Galaxies spin fast. I mean… really fast. They spin so fast, in fact, that many galaxies should be ripped apart, flinging their matter all across the universe. It’s dark matter that prevents this from happening. Dark matter is the glue of the cosmos, and it keeps nearly everything in the universe together. Now, what if dark matter didn’t exist? Well, as I said before, galaxies would likely fly apart, with stars, gas, and dust no longer held in place by gravity alone. See, dark matter has mass, and that mass has gravity. If dark matter disappeared, a lot of the gravity within galaxies would disappear as well. Stars would be left alone in the universe, drifting through nothingness.

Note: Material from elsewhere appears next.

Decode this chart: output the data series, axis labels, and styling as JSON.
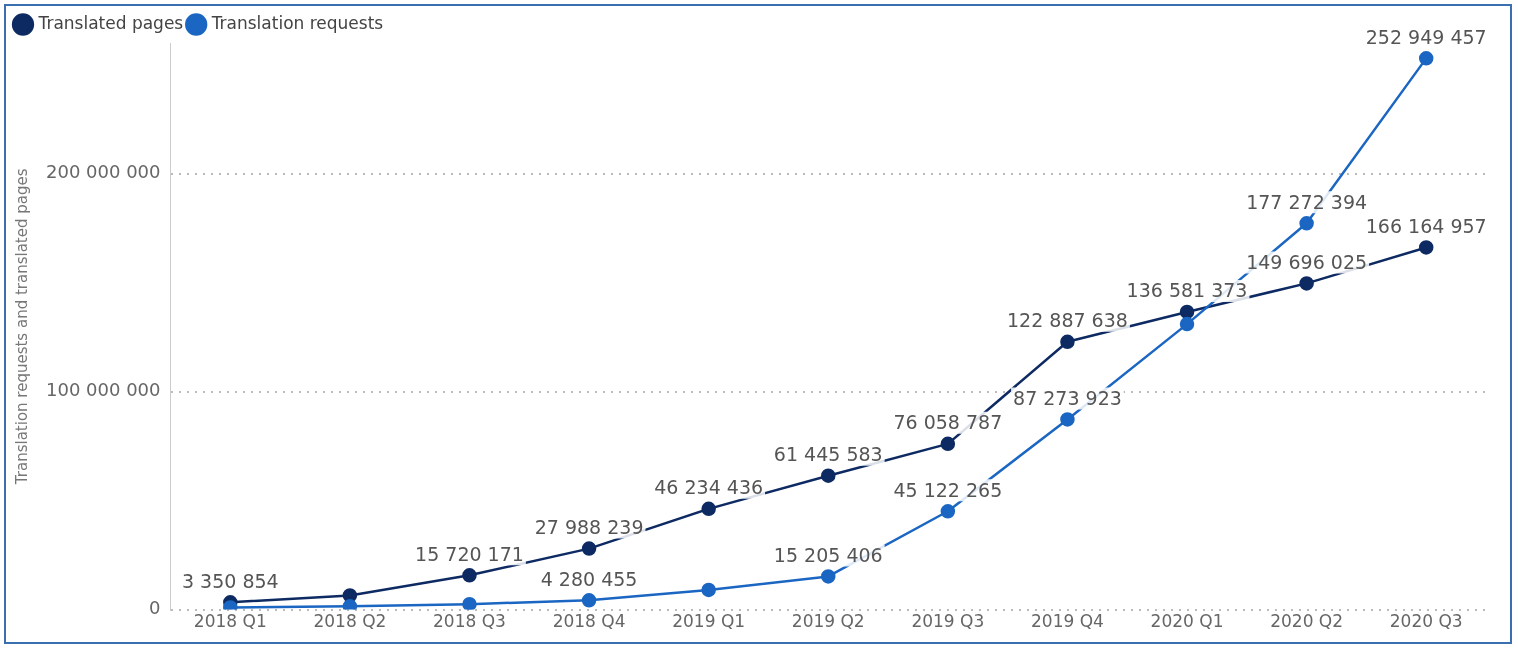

Right after the Big Bang, dark matter was one of the first things to form. As the universe expanded, material began to spread out, but dark matter remained as a scaffold. With its gravity, it pulled normal matter toward it, keeping it in place. Asteroids, planets, stars, galaxies, nebulae, and black holes all clumped together, not solely because of their own gravity, but because dark matter was an invisible force that held together and shaped the structure of the universe. Now, what if the universe had no dark matter? Well, galaxy clusters would cease to exist. The gravity from the galaxies alone wouldn’t be strong enough to keep the clusters together.
The universe would not be a web. It would be a soup of random celestial bodies floating through the emptiness of space. However, not all structure would be lost; solar systems like our own would still form, since the gravity that keeps them together is predominantly due to ordinary matter. But the cosmic web, as shown below, would no longer exist.
No one knows. We know it has mass and makes up 85% of the total matter in the universe. We also know it doesn’t absorb, reflect, or emit light, meaning it’s effectively invisible, but the world’s top scientists are working on it, assuring us that one day we will know. In the meantime, stay curious and tellurian.